Зима в раю - Арсеньева Елена. Страница 40
Что же делать?
Но воображения у Русанова не хватило. Вдобавок в камере начался «великий поворот», и он наконец-то отвернулся от зловонного бака с парашей. Облегчение было таким огромным, что Русанов, утомленный совершенно абсурдной мыслительной работой, уснул крепким, милосердным, спасительным сном, каким не спал еще ни разу после ареста. Во сне он видел себя идущим в колонне демонстрантов по Красной площади с авоськой, нагруженной консервными банками с открытыми крышками, в окружении «сообщников» с такими же авоськами. Выглядели они смешно, однако Русанов чувствовал ужасный страх. Он не хотел видеть лиц этих людей! Он боялся, что на допросе не выдержит побоев и выдаст их, а так, не зная, кого он мог выдать? Он шел и старательно отворачивался. И вдруг один из «сообщников» резко повернулся к нему. Это был Верин… Нет, не Верин, а Мурзик. Мурзик, кошмар дней и ночей Шурки Русанова осенью шестнадцатого и зимой семнадцатого года! И все вокруг мигом обернулось тем прошлым кошмаром, когда во дворе острога был убит Георгий Смольников, до полусмерти избит Охтин, а сам Шурка отброшен толпой и отделался только сломанной ногой.

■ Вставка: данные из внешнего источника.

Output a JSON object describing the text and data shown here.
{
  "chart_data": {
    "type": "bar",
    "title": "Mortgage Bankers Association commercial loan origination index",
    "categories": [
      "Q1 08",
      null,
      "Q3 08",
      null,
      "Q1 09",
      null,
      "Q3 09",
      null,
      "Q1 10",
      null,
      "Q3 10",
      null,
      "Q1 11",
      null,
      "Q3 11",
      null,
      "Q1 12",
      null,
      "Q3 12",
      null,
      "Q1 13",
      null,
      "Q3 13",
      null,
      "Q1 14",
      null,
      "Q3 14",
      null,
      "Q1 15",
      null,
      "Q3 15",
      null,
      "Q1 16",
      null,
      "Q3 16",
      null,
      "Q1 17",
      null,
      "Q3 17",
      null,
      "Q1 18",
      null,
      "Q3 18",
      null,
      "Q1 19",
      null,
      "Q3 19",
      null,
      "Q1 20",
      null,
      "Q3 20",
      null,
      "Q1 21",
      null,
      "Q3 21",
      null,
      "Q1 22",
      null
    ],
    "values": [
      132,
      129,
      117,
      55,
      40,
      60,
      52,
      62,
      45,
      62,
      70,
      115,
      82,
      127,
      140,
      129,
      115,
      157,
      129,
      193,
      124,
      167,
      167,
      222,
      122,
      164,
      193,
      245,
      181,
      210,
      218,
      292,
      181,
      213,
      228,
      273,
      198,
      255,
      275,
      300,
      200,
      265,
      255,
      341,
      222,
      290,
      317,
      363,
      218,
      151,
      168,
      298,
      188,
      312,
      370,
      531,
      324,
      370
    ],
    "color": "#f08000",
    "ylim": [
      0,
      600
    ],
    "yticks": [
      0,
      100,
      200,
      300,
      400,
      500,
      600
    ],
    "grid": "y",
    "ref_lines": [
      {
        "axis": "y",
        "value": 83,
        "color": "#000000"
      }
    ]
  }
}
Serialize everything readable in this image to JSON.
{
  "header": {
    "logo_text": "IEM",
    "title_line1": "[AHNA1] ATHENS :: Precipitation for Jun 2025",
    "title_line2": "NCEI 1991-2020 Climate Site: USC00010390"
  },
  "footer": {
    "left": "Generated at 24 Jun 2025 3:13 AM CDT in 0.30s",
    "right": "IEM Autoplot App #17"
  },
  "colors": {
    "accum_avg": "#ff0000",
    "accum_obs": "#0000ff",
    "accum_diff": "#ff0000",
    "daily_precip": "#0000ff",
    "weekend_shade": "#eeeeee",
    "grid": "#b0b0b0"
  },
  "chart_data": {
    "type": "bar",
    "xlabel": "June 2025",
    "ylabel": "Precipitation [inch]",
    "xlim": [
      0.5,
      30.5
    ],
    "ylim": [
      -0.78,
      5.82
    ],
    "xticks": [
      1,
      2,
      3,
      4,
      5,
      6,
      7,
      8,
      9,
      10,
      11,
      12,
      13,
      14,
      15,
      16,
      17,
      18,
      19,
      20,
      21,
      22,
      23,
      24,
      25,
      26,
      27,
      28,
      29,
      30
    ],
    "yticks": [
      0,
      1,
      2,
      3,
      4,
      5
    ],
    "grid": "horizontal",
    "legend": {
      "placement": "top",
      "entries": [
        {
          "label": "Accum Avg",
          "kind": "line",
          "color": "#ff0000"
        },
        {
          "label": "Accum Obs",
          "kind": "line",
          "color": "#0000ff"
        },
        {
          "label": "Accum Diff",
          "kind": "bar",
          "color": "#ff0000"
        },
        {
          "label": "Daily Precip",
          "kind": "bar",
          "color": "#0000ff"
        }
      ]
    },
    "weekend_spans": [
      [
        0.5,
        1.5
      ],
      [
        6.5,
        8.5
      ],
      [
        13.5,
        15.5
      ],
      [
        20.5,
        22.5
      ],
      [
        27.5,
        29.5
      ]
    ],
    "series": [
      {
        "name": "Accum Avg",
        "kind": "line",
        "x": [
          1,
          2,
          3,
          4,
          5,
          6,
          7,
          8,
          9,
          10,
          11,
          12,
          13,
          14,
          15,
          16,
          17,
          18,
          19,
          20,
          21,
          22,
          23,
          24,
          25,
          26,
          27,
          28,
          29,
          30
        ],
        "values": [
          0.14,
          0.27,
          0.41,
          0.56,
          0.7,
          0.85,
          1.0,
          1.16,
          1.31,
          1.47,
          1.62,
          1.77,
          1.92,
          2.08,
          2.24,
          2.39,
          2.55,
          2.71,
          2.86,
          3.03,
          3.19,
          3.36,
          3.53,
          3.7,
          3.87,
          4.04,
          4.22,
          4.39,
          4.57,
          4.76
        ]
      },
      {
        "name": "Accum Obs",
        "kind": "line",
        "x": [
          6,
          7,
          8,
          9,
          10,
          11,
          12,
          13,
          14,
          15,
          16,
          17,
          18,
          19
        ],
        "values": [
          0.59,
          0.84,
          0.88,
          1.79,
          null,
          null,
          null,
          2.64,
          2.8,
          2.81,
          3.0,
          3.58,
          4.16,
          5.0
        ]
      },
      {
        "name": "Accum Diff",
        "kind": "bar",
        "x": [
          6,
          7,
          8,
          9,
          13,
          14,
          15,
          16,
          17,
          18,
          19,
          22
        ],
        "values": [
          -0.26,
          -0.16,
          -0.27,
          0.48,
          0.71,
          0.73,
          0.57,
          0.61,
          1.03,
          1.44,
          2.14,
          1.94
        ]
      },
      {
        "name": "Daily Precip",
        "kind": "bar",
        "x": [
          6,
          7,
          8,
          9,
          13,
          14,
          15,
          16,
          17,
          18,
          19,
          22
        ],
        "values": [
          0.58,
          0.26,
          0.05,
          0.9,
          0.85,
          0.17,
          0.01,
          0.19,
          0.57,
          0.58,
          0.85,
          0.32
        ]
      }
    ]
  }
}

Ту страшную сцену Русанов – он твердо знал это! – не забудет до последнего своего часа. Он не раз видел ее в ночных кошмарах, но сейчас все было иначе. Не Охтина терзала, избивала толпа посреди Красной площади, а Мурзика. Обезображенный труп, лежащий посреди тюремного двора, – был труп не Смольникова, а Мурзика. И даже юнцом со сломанной ногой, лишившимся сознания от боли, был не Шурка Русанов, а Мурзик.
Сам же Русанов смотрел на всю картину со стороны, вернее, как бы откуда-то свысока и издалека, словно бы с трибуны Мавзолея, отчего некоторые детали происходящего были смазаны и плохо различимы. И криков толпы он почти не слышал, только какой-то хриплый стон, раздававшийся, чудилось, со всех сторон.
Внезапно его с двух сторон подхватили какие-то люди, подхватили и принялись поворачивать на бок. Русанов сопротивлялся – они тыкали его в спину и твердили: «Да повернись ты, какого черта не ворочаешься?»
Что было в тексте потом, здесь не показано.